Flight of the Conchords’ Special Delivery

Walking the line between tribute and mockery is easy; just use a Kiwi accent.

Ruse brothers:Clement (left) and McKenzie.

Ruse brothers:Clement (left) and McKenzie.

Explaining what exactly is so funny about Flight of the Conchords is an exercise in futility. Jokes die on the page, even more so when the punch line consists of saying nothing and remaining expressionless. And with the aforementioned New Zealand comic duo, subtlety is everything.

“Those guys are masters of the awkward pause,” says Tony Kiewel, head of A&R for Sub Pop Records. Kiewel first saw the group three years ago at Bumbershoot. At the time, FOTC was a live act, with members Jemaine Clement and Bret McKenzie singing songs and bantering back and forth in a manner similar to this:

Jemaine: I’ll introduce you to the band. (pause) There’s me. (pause) There’s also Bret.

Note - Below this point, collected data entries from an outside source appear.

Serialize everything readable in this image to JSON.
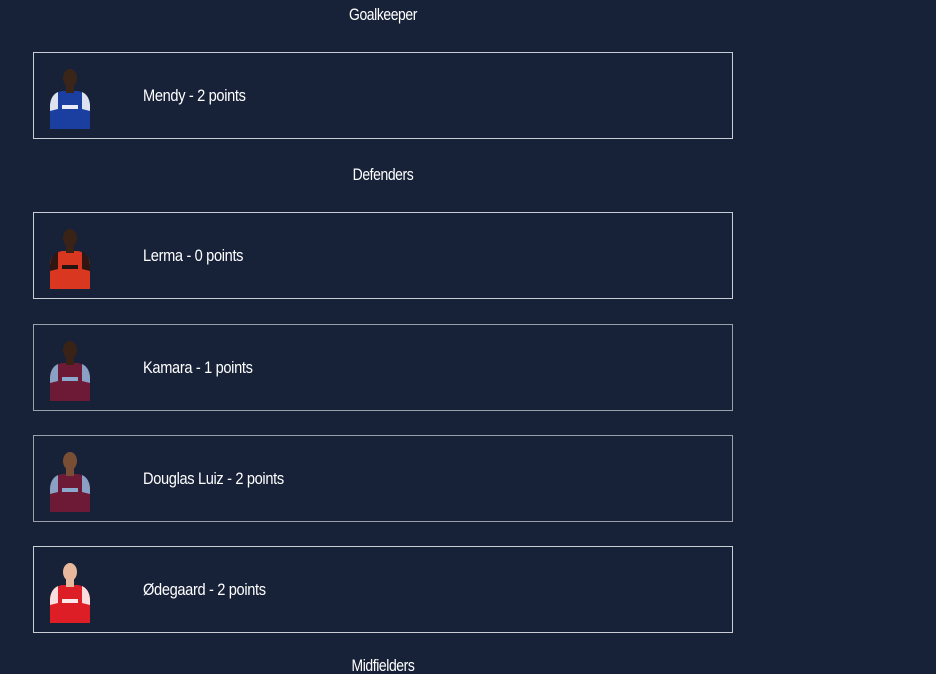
{
  "sections": {
    "goalkeeper": "Goalkeeper",
    "defenders": "Defenders",
    "midfielders": "Midfielders"
  },
  "players": [
    {
      "name": "Mendy",
      "points": "2",
      "label": "Mendy - 2 points",
      "kit_primary": "#1b3fa0",
      "kit_secondary": "#ffffff",
      "skin": "#3b2418"
    },
    {
      "name": "Lerma",
      "points": "0",
      "label": "Lerma - 0 points",
      "kit_primary": "#d9371f",
      "kit_secondary": "#111111",
      "skin": "#3a2216"
    },
    {
      "name": "Kamara",
      "points": "1",
      "label": "Kamara - 1 points",
      "kit_primary": "#6d1a36",
      "kit_secondary": "#8fb8de",
      "skin": "#3a2216"
    },
    {
      "name": "Douglas Luiz",
      "points": "2",
      "label": "Douglas Luiz - 2 points",
      "kit_primary": "#6d1a36",
      "kit_secondary": "#8fb8de",
      "skin": "#7a4e34"
    },
    {
      "name": "Ødegaard",
      "points": "2",
      "label": "Ødegaard - 2 points",
      "kit_primary": "#dd1e26",
      "kit_secondary": "#ffffff",
      "skin": "#e8b89c"
    }
  ]
}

Bret: Hi. (Sheepishly, he holds up a sign saying “Girlfriend Wanted.”)

(Long, awkward pause.)

Jemaine: What are you doing?

Bret: Just…um…I’m just trying to get a girlfriend.

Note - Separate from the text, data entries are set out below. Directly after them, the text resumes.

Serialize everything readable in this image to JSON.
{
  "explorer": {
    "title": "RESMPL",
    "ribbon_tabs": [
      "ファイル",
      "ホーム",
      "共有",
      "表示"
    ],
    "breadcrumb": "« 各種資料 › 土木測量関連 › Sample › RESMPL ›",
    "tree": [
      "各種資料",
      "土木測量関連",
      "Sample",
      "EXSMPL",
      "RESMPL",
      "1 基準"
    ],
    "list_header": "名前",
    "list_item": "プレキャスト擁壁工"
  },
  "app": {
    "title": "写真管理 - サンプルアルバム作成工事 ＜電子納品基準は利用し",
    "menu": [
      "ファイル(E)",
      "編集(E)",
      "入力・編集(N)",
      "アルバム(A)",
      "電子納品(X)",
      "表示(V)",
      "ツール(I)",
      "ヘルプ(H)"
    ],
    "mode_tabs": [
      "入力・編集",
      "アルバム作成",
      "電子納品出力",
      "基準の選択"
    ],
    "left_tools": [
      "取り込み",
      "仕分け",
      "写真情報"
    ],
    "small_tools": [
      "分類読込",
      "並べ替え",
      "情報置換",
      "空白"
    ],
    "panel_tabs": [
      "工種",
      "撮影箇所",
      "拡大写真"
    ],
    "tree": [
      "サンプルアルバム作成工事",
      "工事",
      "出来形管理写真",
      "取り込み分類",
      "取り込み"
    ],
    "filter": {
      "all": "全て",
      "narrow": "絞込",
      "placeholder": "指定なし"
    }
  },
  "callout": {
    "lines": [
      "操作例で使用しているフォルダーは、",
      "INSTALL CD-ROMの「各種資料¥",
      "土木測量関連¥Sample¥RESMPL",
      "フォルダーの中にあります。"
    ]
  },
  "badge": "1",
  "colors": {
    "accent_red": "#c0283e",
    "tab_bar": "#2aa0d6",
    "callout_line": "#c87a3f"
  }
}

“I find it hard to believe anyone could watch that and not find it funny,” says Kiewel. But what’s funny about it has nothing to do with the “Girlfriend Wanted” sign—it’s the delivery. New Zealanders are laid-back and stoic. To the average American, this comes off as complete indifference, as if FOTC have no interest in anything. Top that off with an accent that sounds like a confused Scotsman imitating an Australian, and you’ve got the basics of the pair’s comic recipe. Vowels are also pronounced higher in the mouth than in American English, so “pen” is pronounced “pin,” “yes” pronounced “yis,” and “weird” pronounced “wee-ud,” Most importantly, “Bret” is pronounced “Brit.”

Because foreigners talk funny, hilarity ensues. Then they burst into song.

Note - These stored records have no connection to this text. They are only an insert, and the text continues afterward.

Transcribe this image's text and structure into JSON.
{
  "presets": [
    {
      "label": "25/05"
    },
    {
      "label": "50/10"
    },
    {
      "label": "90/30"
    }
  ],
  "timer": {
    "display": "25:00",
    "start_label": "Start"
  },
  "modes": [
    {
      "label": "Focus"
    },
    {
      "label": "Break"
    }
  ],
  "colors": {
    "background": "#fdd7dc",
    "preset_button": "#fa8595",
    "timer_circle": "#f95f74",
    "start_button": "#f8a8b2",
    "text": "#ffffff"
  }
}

At the time Kiewel was introduced to them, Clement and McKenzie were being courted by HBO to develop their act into a scripted series. The idea was to incorporate their music and comedic wit by writing episodes based around the songs they performed. The first season of FOTC aired last June with a seriously unambitious but brilliant premise: Bret and Jemaine move to New York, play in a band, get mistaken for Australians, compete over girls (pronounced “gi-uls”), and break into song.

Like the Beatles’ Help! and the Monkees’ TV show, the songs are mostly mini-fantasies taking place in Bret’s and Jemaine’s heads, stemming from situations between the actors. For example, when Jemaine tries embarrassingly to impress a barista by ordering a croissant in French, the awkwardness of the moment leads to “Foux du Fafa,” a music video–esque mockery of French culture and music. On the show, ’60s-era visuals boost the song’s humor: the guys ride bicycles wearing sweaters and scarves, and bop through the “super-marché” buying cans of “soup du jour” and loaves of “baguette” while chuckling and wagging their heads like French sleazeballs.

Hilarious? Yes. But it’s also a great fucking song.

“If they didn’t have the musical chops, we wouldn’t be putting out the record,” says Kiewel, noting that they were set to release a FOTC record before the HBO show ever aired. Released April 22, FOTC’s self-titled musical debut (in the United States at least) proves what multifaceted talents they are. It’s a studio album, with no padding of between-song sketches or show clips, forcing the songs to stand on their own. Their stylistic range and musicianship is boggling. Over 13 songs, FOTC dabble in the fey synth-pop of Pet Shop Boys (“Inner City Pressure”), the tough-guy braggadocio of hip-hop (“Mutha’uckas”), the lovemaking smoove-ness of Barry White (“Business Time”), and the glammy space-pop of David Bowie (“Bowie”).

If you didn’t know better, you might ask “Why the hell is Sub Pop bothering with a joke band?” But Clement and McKenzie have a trick up their sleeves: they really admire the bands and styles they’re poking fun at. And that’s what makes FOTC so engaging: they’re subtly teetering between mockery and tribute. You laugh at first, only to find yourself humming the tune when it’s stuck in your head the next day.

Kiewel says the release-date shipment of this album is the second largest in the label’s history (the largest being the Shins’ Wincing the Night Away), and the investment in the album packaging is possibly the most elaborate they’ve ever done. The label has also been receiving an average of three requests per hour to interview the band.

“We found out it went gold in New Zealand already,” says Kiewel. “I mean, over there, gold is only 7,500 records, but still.”

Naturally, Clement and McKenzie are superstars in their home country. “They grew beards to hide out a little bit from the paparazzi in Wellington,” says Kiewel. “It’s really hard to imagine paparazzi in New Zealand. Their highways are, like, one lane, and you gotta pull off to let oncoming traffic pass. I don’t even think they have broadband yet!”